Jax stood in the quarters he'd shared with Elara and methodically destroyed everything that reminded him of her.
The teacups they'd used together? Smashed against the wall. The books she'd collected? Torn apart, pages scattered. The picture they'd taken at the market, both smiling, both happy, both living a lie? Crushed under his boot.
Finn watched from the doorway, said nothing. Good. Jax didn't want words. Didn't want comfort. Wanted to burn everything down until the pain stopped.
It didn't stop.
He grabbed the blanket from their bed—their bed, where he'd held her, where they'd talked about futures that would never exist—and tried to rip it. Couldn't. Gamma modifications made him strong, but fabric was stronger than grief.
He threw it instead, roared his frustration at the walls, punched the rusted metal until his knuckles split.
The pain felt good. Real. At least his bleeding hands didn't lie to him.
"Jax." Finn's voice, quiet. "That's enough."
"It's not enough!" He grabbed the bottle of good whiskey they'd been saving for a celebration that would never come. Threw it. Glass and alcohol exploded across the far wall. "Nothing's enough! She lied, Finn. Every day. Every night. Every fucking moment we spent together was a lie!"
"I know."
"You don't know!" Jax turned on them. "You didn't love her! You didn't trust her! You didn't give her everything and find out it was all performance!"
Finn flinched but held their ground. "You're right. I didn't. But I love you, and watching you destroy yourself hurts me. So maybe ease up on the self-destruction?"
"Why?" Jax laughed, bitter and broken. "Why should I ease up? Why should I care about anything? She didn't care. She came here to spy on us, to gather evidence against us. We were just a job to her."
"You don't know that."
"Yes, I do! She admitted it! Her mission was to investigate me, assess if I was a threat!" He kicked over a chair, felt savage satisfaction when it broke. "And I made it so fucking easy for her, didn't I? Fell in love like an idiot, told her everything, gave her complete access to the Free Level."
"She said she fell in love with you too."
"She's a liar!" The words ripped out of him. "That's what she does! She lies! How am I supposed to believe anything she said when her entire existence here was a lie?"
Finn was quiet for a moment. Then: "Do you want to believe her?"

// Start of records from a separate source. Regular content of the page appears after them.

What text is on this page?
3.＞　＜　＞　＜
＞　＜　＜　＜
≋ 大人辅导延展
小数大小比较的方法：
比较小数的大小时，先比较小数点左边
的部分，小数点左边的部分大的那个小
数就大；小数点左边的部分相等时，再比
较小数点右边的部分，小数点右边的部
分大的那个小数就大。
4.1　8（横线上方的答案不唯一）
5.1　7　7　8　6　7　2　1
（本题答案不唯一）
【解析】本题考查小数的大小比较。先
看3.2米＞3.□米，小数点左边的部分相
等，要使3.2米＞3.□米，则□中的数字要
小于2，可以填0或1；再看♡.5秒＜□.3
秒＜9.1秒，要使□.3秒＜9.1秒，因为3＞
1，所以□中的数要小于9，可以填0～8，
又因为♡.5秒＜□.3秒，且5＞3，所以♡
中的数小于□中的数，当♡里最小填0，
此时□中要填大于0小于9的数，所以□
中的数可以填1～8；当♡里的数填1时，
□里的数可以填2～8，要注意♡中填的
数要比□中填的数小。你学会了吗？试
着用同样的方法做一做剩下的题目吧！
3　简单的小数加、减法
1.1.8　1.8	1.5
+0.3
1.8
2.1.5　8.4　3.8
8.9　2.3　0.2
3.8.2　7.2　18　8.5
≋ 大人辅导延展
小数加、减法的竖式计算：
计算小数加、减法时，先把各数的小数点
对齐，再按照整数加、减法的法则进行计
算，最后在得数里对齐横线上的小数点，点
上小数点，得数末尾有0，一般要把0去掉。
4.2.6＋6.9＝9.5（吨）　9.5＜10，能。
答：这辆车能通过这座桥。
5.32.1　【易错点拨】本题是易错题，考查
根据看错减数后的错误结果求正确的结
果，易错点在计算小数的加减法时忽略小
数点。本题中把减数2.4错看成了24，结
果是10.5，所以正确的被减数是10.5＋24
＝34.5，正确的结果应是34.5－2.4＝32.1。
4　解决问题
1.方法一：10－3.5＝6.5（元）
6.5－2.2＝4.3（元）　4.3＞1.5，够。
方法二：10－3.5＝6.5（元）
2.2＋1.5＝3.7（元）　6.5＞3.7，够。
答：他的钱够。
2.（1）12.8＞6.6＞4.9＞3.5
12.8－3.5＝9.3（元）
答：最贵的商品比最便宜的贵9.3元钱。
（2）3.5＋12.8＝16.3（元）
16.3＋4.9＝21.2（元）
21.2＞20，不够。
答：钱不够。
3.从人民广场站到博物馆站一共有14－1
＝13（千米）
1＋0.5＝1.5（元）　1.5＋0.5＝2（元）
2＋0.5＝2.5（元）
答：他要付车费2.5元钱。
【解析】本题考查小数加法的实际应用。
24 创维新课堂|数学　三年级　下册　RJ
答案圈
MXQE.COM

The question stopped Jax cold. "What?"
"Deep down, underneath all this rage, do you want to believe she loved you? That it was real?"
Jax stared at them. The truth was too painful to voice. Yes. God help him, yes. He wanted to believe she'd loved him. That the woman he'd known for two years had been real, not just a cover identity. That the connection they'd had meant something.
But wanting to believe didn't make it true.
"Doesn't matter what I want," he said. "She made her choices. Now I'm making mine."
He went to the small cache where he kept his private stash. Drift. He hadn't touched it in eight months, been clean since the Free Level started thriving. But the old addiction was right there, waiting for weakness.
He pulled out the vial of blue powder.
"Jax, don't." Finn stepped forward. "That's not going to help."
"Don't care." He prepped a hit, the routine automatic from years of use. "I just need to not feel this for a while."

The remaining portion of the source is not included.